After graduation, he added, "You've got to start paying back your student loans."
Sen. Ben Cardin, D-Md., supports Reid's plan, but also suggested finding savings in tax expenditures.
"We have to look at a broader level than just these discretionary spending accounts that are particularly devastated by these sequestration cuts," Cardin said on the Senate floor this week. "I would urge the Senate to find a way that we can replace sequestration for this current fiscal year with more responsible budget savings, and then working through the appropriate committees for FY14."
In the month before sequestration went into effect, several plans were offered up, each with no success.
Sen. Sheldon Whitehouse, D-R.I., introduced a bill with four other Democratic senators that would have replaced the sequester law with higher taxes on high-income earners and the closing of loopholes like a tax break for private jet owners.
Sens. Jim Inhofe, R-Okla., and Pat Toomey, R-Pa., offered a plan that would have kept sequestration while giving President Obama more power to direct how the cuts should be made. Obama threatened to veto the plan and all except for two Democrats voted against it, killing the bill. But the duo reintroduced a new version of it Wednesday, the day after Reid introduced his bill.

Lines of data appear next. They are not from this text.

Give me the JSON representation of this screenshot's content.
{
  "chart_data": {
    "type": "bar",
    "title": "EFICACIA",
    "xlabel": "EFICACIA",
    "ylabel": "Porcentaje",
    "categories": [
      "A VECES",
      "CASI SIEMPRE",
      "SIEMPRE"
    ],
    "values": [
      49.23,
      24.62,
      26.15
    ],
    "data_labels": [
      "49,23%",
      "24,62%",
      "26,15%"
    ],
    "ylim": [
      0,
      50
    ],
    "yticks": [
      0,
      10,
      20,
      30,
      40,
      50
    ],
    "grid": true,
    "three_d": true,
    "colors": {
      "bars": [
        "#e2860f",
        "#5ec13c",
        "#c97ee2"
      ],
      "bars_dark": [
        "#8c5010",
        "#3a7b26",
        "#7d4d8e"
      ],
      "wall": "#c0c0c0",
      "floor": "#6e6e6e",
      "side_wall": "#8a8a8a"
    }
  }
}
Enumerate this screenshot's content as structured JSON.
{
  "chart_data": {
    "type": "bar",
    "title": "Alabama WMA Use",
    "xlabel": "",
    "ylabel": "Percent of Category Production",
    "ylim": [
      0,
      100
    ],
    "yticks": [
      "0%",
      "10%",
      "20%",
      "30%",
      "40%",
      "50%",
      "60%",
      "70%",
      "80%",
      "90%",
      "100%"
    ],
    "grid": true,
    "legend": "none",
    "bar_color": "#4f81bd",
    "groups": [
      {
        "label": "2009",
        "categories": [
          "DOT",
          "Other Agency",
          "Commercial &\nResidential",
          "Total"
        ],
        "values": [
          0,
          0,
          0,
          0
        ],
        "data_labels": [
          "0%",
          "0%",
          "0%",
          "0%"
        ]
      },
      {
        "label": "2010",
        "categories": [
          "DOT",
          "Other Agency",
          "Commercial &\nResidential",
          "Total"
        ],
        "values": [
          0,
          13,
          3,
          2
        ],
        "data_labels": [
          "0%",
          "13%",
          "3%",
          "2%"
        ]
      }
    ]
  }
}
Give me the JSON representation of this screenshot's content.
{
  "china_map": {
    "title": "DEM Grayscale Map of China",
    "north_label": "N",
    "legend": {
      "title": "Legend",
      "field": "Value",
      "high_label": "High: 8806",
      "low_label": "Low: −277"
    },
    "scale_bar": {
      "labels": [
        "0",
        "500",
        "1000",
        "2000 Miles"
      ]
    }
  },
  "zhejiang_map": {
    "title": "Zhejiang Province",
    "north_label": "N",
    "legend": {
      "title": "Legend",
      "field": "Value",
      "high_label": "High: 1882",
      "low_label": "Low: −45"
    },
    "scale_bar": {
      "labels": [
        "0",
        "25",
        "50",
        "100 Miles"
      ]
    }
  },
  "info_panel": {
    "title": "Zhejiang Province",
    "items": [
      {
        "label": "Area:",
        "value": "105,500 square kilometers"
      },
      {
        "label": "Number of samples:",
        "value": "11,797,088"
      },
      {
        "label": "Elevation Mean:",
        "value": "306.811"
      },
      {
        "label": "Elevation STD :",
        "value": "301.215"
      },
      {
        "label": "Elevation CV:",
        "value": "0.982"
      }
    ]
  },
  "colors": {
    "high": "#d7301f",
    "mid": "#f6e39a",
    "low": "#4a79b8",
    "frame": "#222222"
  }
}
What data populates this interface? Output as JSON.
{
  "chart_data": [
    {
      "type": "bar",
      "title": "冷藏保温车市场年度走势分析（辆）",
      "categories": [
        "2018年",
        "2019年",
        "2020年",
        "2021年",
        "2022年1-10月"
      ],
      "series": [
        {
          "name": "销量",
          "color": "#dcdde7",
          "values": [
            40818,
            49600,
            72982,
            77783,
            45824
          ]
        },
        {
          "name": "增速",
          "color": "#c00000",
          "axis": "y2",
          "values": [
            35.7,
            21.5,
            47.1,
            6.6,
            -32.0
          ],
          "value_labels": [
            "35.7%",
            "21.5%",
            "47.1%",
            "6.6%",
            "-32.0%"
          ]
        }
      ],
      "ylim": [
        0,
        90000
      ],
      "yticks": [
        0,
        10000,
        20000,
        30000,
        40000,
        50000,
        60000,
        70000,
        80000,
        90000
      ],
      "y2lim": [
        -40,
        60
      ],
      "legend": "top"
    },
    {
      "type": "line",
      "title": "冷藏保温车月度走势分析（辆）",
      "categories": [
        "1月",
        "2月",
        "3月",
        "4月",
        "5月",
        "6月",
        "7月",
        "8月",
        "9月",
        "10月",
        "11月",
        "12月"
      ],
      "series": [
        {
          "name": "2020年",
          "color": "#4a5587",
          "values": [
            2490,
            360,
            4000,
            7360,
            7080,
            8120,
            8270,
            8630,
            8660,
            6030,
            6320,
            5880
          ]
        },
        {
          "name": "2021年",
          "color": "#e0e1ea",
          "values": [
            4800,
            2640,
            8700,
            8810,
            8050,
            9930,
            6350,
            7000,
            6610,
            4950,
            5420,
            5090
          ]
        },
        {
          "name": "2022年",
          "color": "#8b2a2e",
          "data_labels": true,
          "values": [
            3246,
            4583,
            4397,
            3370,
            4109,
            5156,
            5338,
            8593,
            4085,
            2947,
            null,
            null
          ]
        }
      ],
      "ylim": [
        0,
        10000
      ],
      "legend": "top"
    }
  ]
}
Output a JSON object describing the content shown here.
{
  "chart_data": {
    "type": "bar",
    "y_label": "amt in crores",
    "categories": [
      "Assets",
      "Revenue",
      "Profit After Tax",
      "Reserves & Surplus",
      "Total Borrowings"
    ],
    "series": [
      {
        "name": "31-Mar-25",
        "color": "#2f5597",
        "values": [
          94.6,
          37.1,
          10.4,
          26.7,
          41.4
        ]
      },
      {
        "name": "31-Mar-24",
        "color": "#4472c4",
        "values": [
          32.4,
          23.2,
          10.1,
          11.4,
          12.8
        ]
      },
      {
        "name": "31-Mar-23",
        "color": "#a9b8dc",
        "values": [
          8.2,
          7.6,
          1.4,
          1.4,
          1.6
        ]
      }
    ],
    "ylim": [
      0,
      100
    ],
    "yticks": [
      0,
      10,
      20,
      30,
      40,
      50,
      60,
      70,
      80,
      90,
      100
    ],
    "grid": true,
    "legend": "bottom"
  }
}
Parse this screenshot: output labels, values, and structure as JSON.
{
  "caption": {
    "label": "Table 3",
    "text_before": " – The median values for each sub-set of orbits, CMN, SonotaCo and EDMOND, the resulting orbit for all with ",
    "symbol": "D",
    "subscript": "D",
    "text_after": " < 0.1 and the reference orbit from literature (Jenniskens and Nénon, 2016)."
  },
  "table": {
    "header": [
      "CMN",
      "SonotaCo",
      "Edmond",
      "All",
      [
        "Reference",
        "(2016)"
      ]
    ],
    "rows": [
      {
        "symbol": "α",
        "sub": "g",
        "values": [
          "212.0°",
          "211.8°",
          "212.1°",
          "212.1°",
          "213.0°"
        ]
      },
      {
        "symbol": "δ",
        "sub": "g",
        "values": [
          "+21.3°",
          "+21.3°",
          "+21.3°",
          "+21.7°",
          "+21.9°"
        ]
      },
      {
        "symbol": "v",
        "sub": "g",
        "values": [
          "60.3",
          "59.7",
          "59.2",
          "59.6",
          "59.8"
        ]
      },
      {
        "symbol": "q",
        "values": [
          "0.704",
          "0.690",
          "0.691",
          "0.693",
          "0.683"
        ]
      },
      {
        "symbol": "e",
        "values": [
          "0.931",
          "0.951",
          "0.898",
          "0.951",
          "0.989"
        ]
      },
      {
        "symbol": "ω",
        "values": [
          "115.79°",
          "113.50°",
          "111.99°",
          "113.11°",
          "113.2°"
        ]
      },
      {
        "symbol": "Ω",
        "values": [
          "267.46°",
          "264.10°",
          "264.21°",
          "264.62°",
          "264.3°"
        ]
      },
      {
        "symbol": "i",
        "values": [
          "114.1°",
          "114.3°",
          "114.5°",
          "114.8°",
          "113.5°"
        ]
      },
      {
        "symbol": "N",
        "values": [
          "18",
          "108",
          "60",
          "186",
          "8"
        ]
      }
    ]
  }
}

President Obama's budget for FY2014 also represents an alternative to the sequester. Through a combination of closing tax loopholes and curbing the growth of entitlement spending, the plan would put an end to the across-the-board sequester cuts while achieving $1.8 trillion in deficit reduction over 10 years.
Without any bipartisan support, none of the plans are likely to become law and sequestration, despite its lack of support, will remain.
UPDATE:
Rep. Ryan's office reached out to respond to Reid's comments:
"Senator Reid is absolutely incorrect," a spokesperson for Ryan said. "Not a single penny of claimed spending reductions in any of the recent budgets put forward by House Republicans come from this gimmick."
Last night the Senate passed a piece of bipartisan legislation that relieves one of the most noticeable downsides to sequestration: FAA furloughs.
The bipartisan piece of legislation gives the FAA transfer authority for $253 million until October to put towards meeting the staffing challenges that have created staggering delays this week.
Similarly, the Continuing Resolution passed at the end of March gave the Defense Department the flexibility to delay furloughs of civilian workers. It also took care of one of the most lamented defense sequester cuts, the tuition assistance program for active duty troops, by ordering all branches to restore their programs.
This piece-by-piece picking off of sequestration's controls is one other option for how Congress could handle the killer cuts.